In reality, students like John and George are working at about the same standard. Because of the distorted reporting system, students like George get intervention and support, but students like John are lumped in with Paul. If Paul moves up to Ringo’s standard, it’s assumed he’s made some enormous leap, even though he has not significantly improved at all. If John moves to Paul’s standard, it’s assumed he’s ‘stayed the same’ - even though in reality he has made an enormous improvement.
I think it is also possible that the demand for thresholds is distorting the design of the reading test. The Ofqual 2016 review noted that the Sats reading test was ‘designed to accommodate a higher “expected standard” threshold’, and that the test had ‘to target its cohort differently as there would no longer be a separate test for pupils with higher levels of attainment.’
There are some unavoidable situations in life where we have to draw lines on a distribution - to decide at what age you can drink alcohol or learn to drive, or whether you can study at a certain university or not - but the end of year 6 is not one of those situations. Why not abolish the labels and standards and just report the underlying scaled score? The typical reason given against this is, again, public understanding. People don’t really understand what a scaled score is, so they need some kind of easier label to make sense of it. But there are other intuitive ways of reporting assessment information which are not as distorting and misleading.

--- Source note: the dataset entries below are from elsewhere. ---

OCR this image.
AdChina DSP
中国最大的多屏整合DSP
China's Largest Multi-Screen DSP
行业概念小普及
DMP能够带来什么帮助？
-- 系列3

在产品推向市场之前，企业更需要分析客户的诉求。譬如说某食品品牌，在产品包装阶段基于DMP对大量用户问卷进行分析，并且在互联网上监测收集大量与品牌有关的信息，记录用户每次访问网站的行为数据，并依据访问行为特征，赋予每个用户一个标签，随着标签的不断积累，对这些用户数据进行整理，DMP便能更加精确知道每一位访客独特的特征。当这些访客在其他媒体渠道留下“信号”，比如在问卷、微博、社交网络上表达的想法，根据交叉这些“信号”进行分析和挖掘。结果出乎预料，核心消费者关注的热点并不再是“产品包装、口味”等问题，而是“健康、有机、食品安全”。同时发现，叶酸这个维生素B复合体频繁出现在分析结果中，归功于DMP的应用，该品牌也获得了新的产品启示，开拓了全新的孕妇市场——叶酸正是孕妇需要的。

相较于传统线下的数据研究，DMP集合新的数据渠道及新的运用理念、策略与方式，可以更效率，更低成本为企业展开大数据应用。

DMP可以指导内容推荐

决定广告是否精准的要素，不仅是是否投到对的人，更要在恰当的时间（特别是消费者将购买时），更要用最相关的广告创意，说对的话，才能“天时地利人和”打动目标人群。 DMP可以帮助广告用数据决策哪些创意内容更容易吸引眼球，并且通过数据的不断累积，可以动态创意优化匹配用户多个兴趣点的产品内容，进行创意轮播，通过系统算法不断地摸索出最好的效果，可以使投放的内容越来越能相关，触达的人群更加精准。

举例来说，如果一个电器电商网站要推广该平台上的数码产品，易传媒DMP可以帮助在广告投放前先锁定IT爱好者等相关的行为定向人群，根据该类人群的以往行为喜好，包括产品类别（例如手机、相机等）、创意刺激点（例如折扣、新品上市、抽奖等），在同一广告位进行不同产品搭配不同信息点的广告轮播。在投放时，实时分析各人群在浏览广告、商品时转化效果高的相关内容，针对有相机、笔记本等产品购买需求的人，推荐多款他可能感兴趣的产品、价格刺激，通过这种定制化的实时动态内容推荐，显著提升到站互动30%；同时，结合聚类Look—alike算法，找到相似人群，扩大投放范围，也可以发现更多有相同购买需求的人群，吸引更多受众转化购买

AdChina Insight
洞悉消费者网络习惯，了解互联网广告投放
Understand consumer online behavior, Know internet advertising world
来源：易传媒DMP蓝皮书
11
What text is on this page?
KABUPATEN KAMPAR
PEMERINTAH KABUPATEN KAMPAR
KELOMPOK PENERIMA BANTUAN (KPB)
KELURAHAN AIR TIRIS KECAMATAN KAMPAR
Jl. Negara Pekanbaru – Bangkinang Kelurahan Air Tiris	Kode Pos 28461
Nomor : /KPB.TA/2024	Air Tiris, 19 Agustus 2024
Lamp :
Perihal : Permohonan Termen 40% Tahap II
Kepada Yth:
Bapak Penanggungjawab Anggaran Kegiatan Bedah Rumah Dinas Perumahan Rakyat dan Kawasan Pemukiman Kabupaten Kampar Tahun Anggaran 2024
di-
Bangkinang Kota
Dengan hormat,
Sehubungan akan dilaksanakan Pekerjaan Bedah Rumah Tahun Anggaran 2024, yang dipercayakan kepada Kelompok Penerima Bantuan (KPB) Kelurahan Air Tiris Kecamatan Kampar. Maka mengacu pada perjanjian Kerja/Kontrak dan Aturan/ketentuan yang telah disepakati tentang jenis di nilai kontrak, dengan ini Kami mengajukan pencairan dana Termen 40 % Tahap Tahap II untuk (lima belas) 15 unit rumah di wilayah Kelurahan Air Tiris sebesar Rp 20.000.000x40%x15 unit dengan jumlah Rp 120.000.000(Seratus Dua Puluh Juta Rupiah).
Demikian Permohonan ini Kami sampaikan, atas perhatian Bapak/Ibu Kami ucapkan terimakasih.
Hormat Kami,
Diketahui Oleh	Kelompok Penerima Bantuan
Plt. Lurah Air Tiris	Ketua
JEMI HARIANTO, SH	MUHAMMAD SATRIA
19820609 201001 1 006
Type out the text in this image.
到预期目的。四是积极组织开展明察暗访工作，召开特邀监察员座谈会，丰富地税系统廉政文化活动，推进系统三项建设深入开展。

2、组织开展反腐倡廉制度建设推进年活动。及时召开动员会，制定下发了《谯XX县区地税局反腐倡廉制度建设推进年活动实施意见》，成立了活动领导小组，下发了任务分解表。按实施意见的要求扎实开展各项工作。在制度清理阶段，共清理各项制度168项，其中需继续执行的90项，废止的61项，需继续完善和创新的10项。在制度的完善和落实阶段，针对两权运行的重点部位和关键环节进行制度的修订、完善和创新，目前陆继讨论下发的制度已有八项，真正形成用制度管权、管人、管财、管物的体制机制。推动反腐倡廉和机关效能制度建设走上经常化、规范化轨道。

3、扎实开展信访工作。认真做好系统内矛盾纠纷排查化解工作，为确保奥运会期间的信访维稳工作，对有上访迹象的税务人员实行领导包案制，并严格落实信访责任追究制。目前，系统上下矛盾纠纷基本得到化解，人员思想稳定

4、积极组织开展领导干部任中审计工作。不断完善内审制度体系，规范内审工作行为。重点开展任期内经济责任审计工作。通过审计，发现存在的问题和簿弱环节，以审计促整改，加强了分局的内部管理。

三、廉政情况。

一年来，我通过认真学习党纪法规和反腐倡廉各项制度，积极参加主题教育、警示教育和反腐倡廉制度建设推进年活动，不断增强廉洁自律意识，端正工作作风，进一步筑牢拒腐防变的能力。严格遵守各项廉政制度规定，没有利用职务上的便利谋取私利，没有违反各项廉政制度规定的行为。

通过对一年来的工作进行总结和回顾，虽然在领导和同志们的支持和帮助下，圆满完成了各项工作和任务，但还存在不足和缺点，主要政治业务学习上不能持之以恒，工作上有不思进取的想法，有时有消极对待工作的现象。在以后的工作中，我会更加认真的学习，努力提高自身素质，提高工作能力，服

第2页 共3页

There are no solutions, only trade-offs
All of the above reforms have their drawbacks. But the current system has its problems too. At what point will they become pressing enough that we decide it’s better to make a change?
The John Paul George and Ringo distribution map is excellent. This of course is precisely the same phenomenon as that of ability grouping in class or setting. It all depends on where we draw the lines, or the boundaries around groupings. Do you also consider the ability grouping model to be in need of drastic change?
A well-designed test should not rely on background knowledge. The knowledge should be either provided in the context of the passage or separately. This is a well-known test framework parameter. It will interesting to get a copy of the test to see if the complaints are valid or taken out of context.